The DOJ would be able to quickly cut off Internet service of an infringing domain name with a history of online piracy or counterfeiting, a far faster and more direct tactic compared to lengthy legal battles undertaken by content owners and their trade groups. Specifically, the DOJ would file an in rem civil action against a domain name and seek a preliminary order from the court. For sites residing outside the U.S., a Leahy staffer tells CNET, the bill would authorize the attorney general to service the court order on entities such as ISPs, payment processors and online ad network providers. The federal courts would have the final determination on whether or not a web site will continue to receive ISP service.

The bill will be added to the Senate Judiciary Committee’s agenda for a Thursday, Sept. 23 meeting. Leahy is the chairman of the Senate Judiciary Committee. Other committee members sponsoring the bill include Senators Orrin Hatch (R-Utah), Charles Schumer (D-New York), Dick Durban (D-Illinois), George Voinovich (R-Ohio) and Evan Bayh (D-Ind).

Whether or not this bill becomes law in its current form – or at all – will depend on its specific language. As Wired points out, the Bush administration threatened to veto the bill that eventually created the copyright czar position if similar language wasn’t removed. The original proposal, the White House insisted, would have turned the DOJ into “pro bono lawyers for copyright holders regardless of their resources.”
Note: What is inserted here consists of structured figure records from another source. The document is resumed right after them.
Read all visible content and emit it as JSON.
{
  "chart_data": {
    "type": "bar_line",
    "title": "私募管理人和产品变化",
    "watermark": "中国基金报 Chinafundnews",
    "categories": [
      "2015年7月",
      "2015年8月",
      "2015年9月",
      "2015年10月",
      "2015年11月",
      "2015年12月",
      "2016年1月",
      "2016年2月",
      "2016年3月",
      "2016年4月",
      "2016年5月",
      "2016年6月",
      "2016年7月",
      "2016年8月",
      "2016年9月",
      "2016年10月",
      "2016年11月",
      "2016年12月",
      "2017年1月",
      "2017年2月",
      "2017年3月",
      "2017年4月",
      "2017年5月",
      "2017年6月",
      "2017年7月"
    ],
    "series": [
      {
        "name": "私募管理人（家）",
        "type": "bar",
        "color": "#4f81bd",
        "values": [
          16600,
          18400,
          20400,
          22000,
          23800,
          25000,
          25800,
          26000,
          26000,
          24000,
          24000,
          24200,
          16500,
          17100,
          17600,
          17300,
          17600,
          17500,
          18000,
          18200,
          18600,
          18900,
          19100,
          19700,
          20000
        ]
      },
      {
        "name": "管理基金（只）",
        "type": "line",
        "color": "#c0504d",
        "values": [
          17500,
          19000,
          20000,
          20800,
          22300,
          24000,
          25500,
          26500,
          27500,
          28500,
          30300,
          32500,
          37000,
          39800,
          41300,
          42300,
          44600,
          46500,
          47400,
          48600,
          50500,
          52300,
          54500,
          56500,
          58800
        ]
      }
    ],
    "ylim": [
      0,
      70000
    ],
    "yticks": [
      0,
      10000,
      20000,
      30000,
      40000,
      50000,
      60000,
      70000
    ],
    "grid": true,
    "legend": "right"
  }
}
“Digital theft is a significant and growing problem for songwriters and music publishers, so we welcome today’s action in the U.S. Senate," NMPA president and CEO David Israelite said in a statement. "There is simply no excuse for Internet sites that profit illegally from the works of others to be allowed to function unchallenged. I applaud Chairman Leahy for his leadership on this issue, as well as the bipartisan cosponsors, and look forward to working with them as this important bill moves through Congress."